What families qualify for CHIP versus Medicaid at 138% and 250% FPL in 2026?
Executive summary
Medicaid expansion states generally cover most adults up to 138% of the federal poverty level (FPL), while CHIP must cover children whose family income is above the Medicaid threshold but limited by statute to at least the higher of 200% FPL or “50 percentage points above the Medicaid applicable income level” (the pre‑CHIP 1997 Medicaid upper level) — this statutory floor often results in CHIP eligibility extending into the 200–250% FPL range for many states [1] [2]. State practice varies: some states set children’s CHIP eligibility at or near 250% FPL (median historically around 250%), while Medicaid child limits and adult limits differ by state [3] [2].
1. Who hits 138% FPL — the Medicaid cutoff in expansion states
138% FPL is the practical Medicaid income ceiling in states that adopted the ACA expansion; adults under 65 in those states qualify for Medicaid based on income alone at that threshold (the statute’s 133% translates to ~138% under rules), and that is the dividing line where marketplace premium tax credit eligibility typically begins above Medicaid [1] [4]. Sources emphasize that a handful of states use different limits, so 138% is a general rule for expansion states, not a universal number [1] [5].
2. What CHIP covers above Medicaid and the statutory minimums
CHIP exists to insure children in families “too rich for Medicaid but too poor to afford private coverage.” Federal law requires CHIP eligibility to reach at least the higher of 200% FPL or Medicaid’s old 1997 upper level (expressed as “50 percentage points above the Medicaid applicable income level”), which effectively forces CHIP upper limits to sit at or above 200% FPL in most states [2] [6]. MACPAC and CMS reporting note that states often set CHIP cutoffs substantially above that floor — historically medians have been around 250% FPL for children [3].
3. How 138% and 250% FPL operate together for families with children
When a family’s income is at 138% FPL in an expansion state, non‑elderly adults generally qualify for Medicaid; children in the same household may be eligible for Medicaid as well if state child thresholds reach that level. If family income exceeds the state’s Medicaid ceiling but is below the state’s CHIP ceiling (often 200–250% FPL), children are eligible for CHIP while adults are not — that is the fundamental Medicaid/CHIP split created by federal rules [1] [6] [7].
4. State variation matters — examples and caveats
States determine exact cutoffs for child Medicaid and CHIP within federal bounds.

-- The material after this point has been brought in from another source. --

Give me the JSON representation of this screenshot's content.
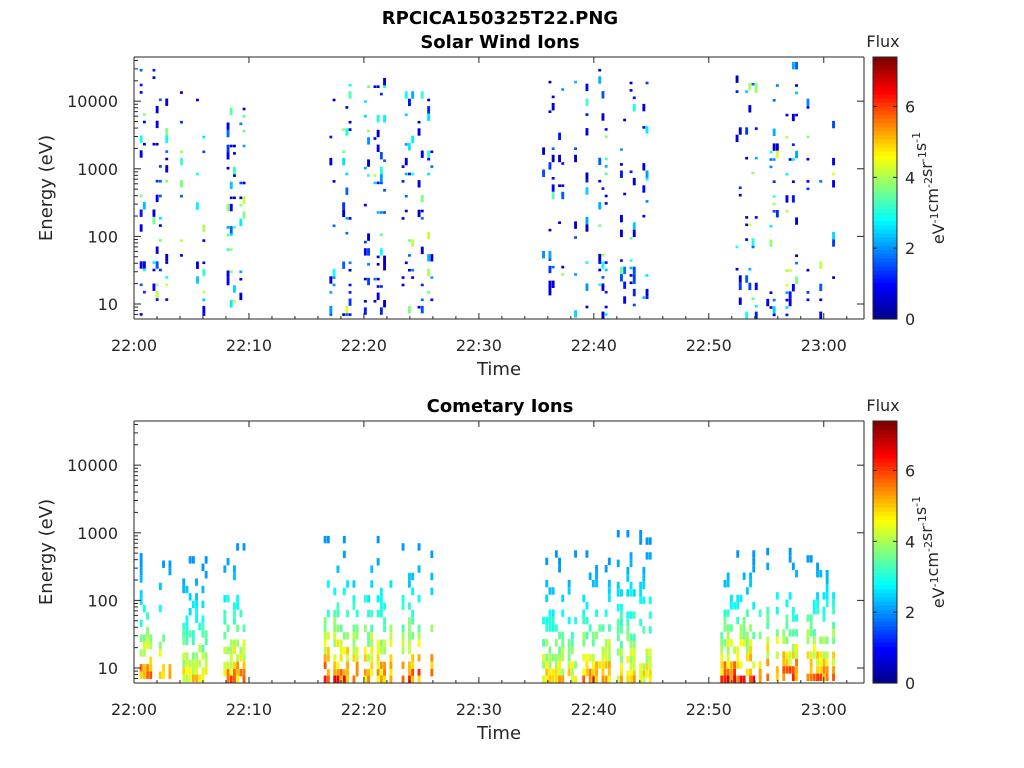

Some states (e.g., New York) have child coverage thresholds much higher than federal minimums — sources cite New York’s Child Health Plus reaching very high FPL percentages [8] [9]. Other states use the 5% MAGI disregard and determine eligibility first for Medicaid, then for CHIP; Mississippi’s guidance shows that operational detail matters at application [10] [7]. Therefore a family at 138% in one state may be fully on Medicaid, while a family at 250% in another state may still have children on CHIP — specifics require the state’s income charts [10] [11].
5. Pregnant women and special groups alter the lines
Federal guidance and state practice create special, higher thresholds for some groups: pregnant women frequently qualify at substantially higher percentages (examples show pregnant women qualifying at 205% in New Jersey and other states with elevated limits), so the simple “138% adult / 200–250% CHIP” rule does not apply uniformly to pregnant people or to some child‑specific pathways [12] [13]. MACPAC also notes maintenance‑of‑effort protections for children up to certain FPL levels that preserve more generous state rules through specified years [3].
6. What the numbers mean for a family deciding where they qualify in 2026
If your household income is at or below 138% FPL in a Medicaid expansion state, adults and many children will be eligible for Medicaid; if income is above Medicaid but below your state’s CHIP ceiling (which must be at least 200% FPL and in practice is commonly around 250% for many states), children can get CHIP while adults will look to the marketplace for subsidies starting above the Medicaid line [1] [2] [3]. To determine exact eligibility for a specific family size in 2026 you must consult that state’s 2025 FPL‑based tables and the state Medicaid/CHIP income charts because states apply the federal poverty guidelines and the MAGI rules with state‑specific cutoffs and occasional disregards [14] [10].
Limitations and next steps: available sources do not supply a single nationwide table mapping 138% and 250% to every family size in every state; use your state Medicaid/CHIP website or KFF’s state data to get exact dollar thresholds and program names for 2026 [10] [15].